Background: Tumor necrosis factor-alpha inhibitors (TNFi) are a standard in the treatment of juvenile idiopathic arthritis (JIA). There are currently three TNFi available for the treatment of polyarticular JIA (pJIA). Comparative data in children are scarce.

Objectives: To analyze baseline, effectiveness and safety parameters of tumor necrosis factor-alpha inhibitor first-line therapy in comparison

Methods: In this ongoing non-interventional study, baseline clinical characteristics, efficacy and safety parameters of TNFi first-line therapy with etanercept (ETA), adalimumab (ADA) or golimumab (GOL) were analyzed using the German Biologics in Pediatric Rheumatology Registry (BiKeR). Data from 2200 patients with pJIA/ extended oligo JIA (eoJIA) up to November 24 ^th 2023 were taken into account.

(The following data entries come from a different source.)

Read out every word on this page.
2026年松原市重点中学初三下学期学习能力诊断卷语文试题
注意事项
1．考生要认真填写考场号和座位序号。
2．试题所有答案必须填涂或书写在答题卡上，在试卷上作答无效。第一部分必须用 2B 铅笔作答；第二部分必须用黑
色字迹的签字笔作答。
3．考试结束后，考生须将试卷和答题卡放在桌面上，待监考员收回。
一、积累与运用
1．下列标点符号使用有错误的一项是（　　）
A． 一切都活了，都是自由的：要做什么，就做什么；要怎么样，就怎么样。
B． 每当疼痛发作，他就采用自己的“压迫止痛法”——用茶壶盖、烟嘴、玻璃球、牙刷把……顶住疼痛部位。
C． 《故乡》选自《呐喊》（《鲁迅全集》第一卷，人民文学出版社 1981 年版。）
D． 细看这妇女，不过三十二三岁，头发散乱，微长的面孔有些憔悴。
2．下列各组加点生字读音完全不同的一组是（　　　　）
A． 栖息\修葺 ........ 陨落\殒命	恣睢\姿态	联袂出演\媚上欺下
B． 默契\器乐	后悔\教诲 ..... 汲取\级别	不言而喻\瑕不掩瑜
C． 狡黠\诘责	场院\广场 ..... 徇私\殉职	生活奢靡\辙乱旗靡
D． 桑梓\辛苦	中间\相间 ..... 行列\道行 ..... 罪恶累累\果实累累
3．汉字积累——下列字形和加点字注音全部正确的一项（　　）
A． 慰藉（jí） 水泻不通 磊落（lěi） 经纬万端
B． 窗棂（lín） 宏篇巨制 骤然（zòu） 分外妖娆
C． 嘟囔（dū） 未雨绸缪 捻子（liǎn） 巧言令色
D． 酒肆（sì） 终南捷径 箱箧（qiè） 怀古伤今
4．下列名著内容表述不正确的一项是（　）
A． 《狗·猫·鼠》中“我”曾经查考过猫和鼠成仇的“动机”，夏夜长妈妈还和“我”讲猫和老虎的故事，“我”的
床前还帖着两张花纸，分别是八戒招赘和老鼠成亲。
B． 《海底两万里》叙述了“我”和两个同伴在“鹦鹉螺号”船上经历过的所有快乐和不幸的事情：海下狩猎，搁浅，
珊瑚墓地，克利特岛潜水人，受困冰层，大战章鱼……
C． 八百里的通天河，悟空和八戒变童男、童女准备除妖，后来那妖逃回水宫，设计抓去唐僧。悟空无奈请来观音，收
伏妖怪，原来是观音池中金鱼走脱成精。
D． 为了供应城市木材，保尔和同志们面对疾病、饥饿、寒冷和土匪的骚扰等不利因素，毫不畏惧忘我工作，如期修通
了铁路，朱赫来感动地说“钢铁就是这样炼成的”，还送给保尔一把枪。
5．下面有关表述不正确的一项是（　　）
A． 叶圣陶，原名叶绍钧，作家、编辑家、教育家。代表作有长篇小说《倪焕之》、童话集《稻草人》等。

Results: ETA was the most frequently chosen primary TNFi with 1791 patients. ETA patients had a higher disease activity according to JADAS10 at baseline. Patients who primarily received ADA were more frequently diagnosed with eoJIA and less frequently with rheumatoid factor (RF)-positive pJIA. They were more frequently diagnosed with uveitis and positive for antinuclear antibodies (ANA). GOL initiating patients had less frequently eoJIA and were older at disease onset. They received concomitant methotrexate (MTX) more and steroids less frequently. No differences were observed in gender with a majority of female patients in all three groups (Table 1).

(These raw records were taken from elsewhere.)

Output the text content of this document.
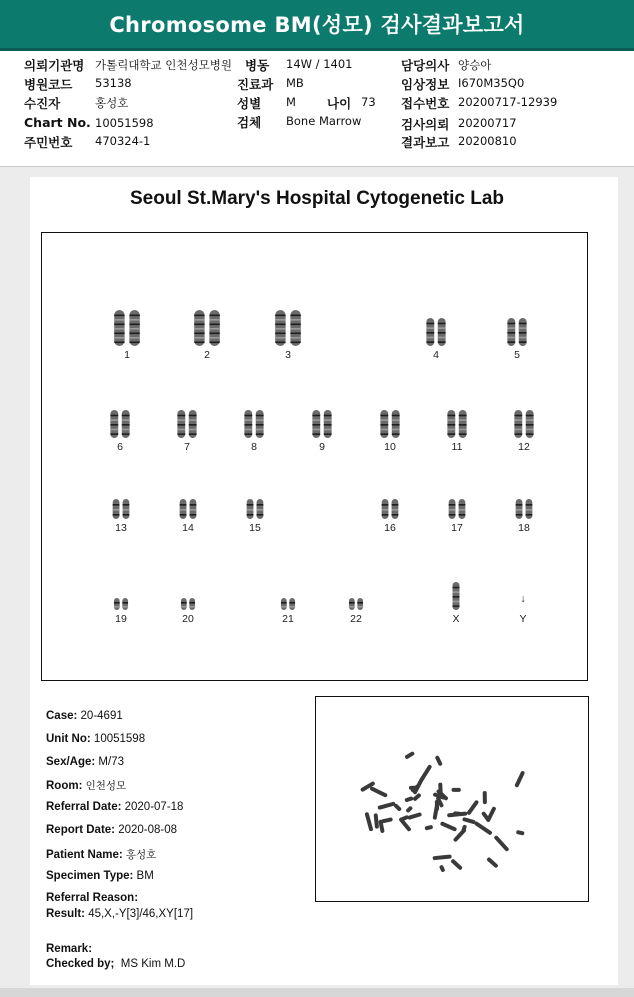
Chromosome BM(성모) 검사결과보고서
의뢰기관명 가톨릭대학교 인천성모병원
병원코드 53138
수진자	홍성호
Chart No. 10051598
주민번호 470324-1
병동 14W / 1401
진료과 MB
성별 M 나이 73
검체 Bone Marrow
담당의사 양승아
임상정보 I670M35Q0
접수번호 20200717-12939
검사의뢰 20200717
결과보고 20200810
Seoul St.Mary's Hospital Cytogenetic Lab
1	2	3	4	5
6	7	8	9	10	11	12
13	14	15	16	17	18
19	20	21	22	X	Y
↓
Case: 20-4691
Unit No: 10051598
Sex/Age: M/73
Room: 인천성모
Referral Date: 2020-07-18
Report Date: 2020-08-08
Patient Name: 홍성호
Specimen Type: BM
Referral Reason:
Result: 45,X,-Y[3]/46,XY[17]
Remark:
Checked by; MS Kim M.D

After 12 months, in all three cohorts, a significant reduction in the mean JADAS10 was achieved. With ETA/ADA/GOL, there was a decrease in mean JADAS10 from 15.4/12.5/14.6 to 3.8/3.1/2.7 and 3.4/2.8/2.3 after 24 months respectively. After 12 months of treatment, 61.7/70.2/68.6% achieved JADAS 10 remission and 78.4/84.4/85.7% attained minimal disease activity. PedACR90 scores were reached in 45.6/40.9/52.8% in the three cohorts. After 24 months of treatment, efficacy data showed consistent or improved results with 63.1/68.8/55.6% achieved JADAS remission and 80.4/85.2/83.3% attained minimal disease activity and PedACR scores in 51.0/41.3/44.4%.

Reports of SAEs, serious infections (SI) and treatment discontinuations are shown in Table 1, along with efficacy data. SAEs and serious infections were rare overall and occurred at the expected frequency. Of note, the highest rate of uveitis recurrence was in the ADA cohort, which also had the highest rate of prior uveitis. Treatment discontinuations were comparable in all three cohorts at 61.8/59.2% and 59.2%, respectively. Lack of efficacy was the most common reason for discontinuation at 21.3/20.6/20.4%.

Conclusion: Numerous patient characteristics influence the choice of TNFi for the treatment of polyarticular JIA. While ETA remains the most frequently chosen first-line biologic, ADA is preferred in the presence of uveitis. In accordance with German regulations, GOL is concomitantly prescribed with methotrexate therapy. Efficacy, tolerability and safety appear to be comparable.

REFERENCES: NIL.

Acknowledgements: The authors thank Rainer Berendes, Michael Borte, Maria Fasshauer, Ivan Földvari, Tilman Geikowski, Hermann Girschick, Jürgen Grulich-Henn, Johannes-Peter Haas, Maria Haller, Boris Hügle, Bernd-Ulrich Keck, Hans Kössel, Jasmin Kümmerle-Deschner, Rolf-Michael Küster, Kirsten Minden, Nils Onken, Prasad Oommen, Jürgen Quietzsch, Bettina Rogalski, Michael Rühlmann, Angelika Thon, Ralf Trauzeddel, Andreas Urban, Frank Weller-Heinemann for contributing to the BIKER-Registry and all patients and their families for participating in this observation.

Disclosure of Interests: Angela Zimmer: None declared, Ariane Klein: None declared, Frank Dressler Abbvie, Novartis, Pfizer, Novartis, Mylan, Daniel Windschall Novartis, Pfizer, Abbvie, MEDAC, Roche, Sobi, Novartis, Roche, Pfizer, Abbvie, Normi Brueck: None declared, Sonja Mrusek: None declared, Toni Hospach Novartis, SOBI, Novartis, SOBI, Markus Hufnagel Novartis, Kirsten Minden Pfizer, Novartis, medac, Gerd Horneff Pfizer, Roche, MSD, Sobi, GSK, Sanofi, AbbVie, Chugai, Bayer, Novartis, MSD, Lilly, Pfizer, Roche, MSD, AbbVie, Chugai, Novartis.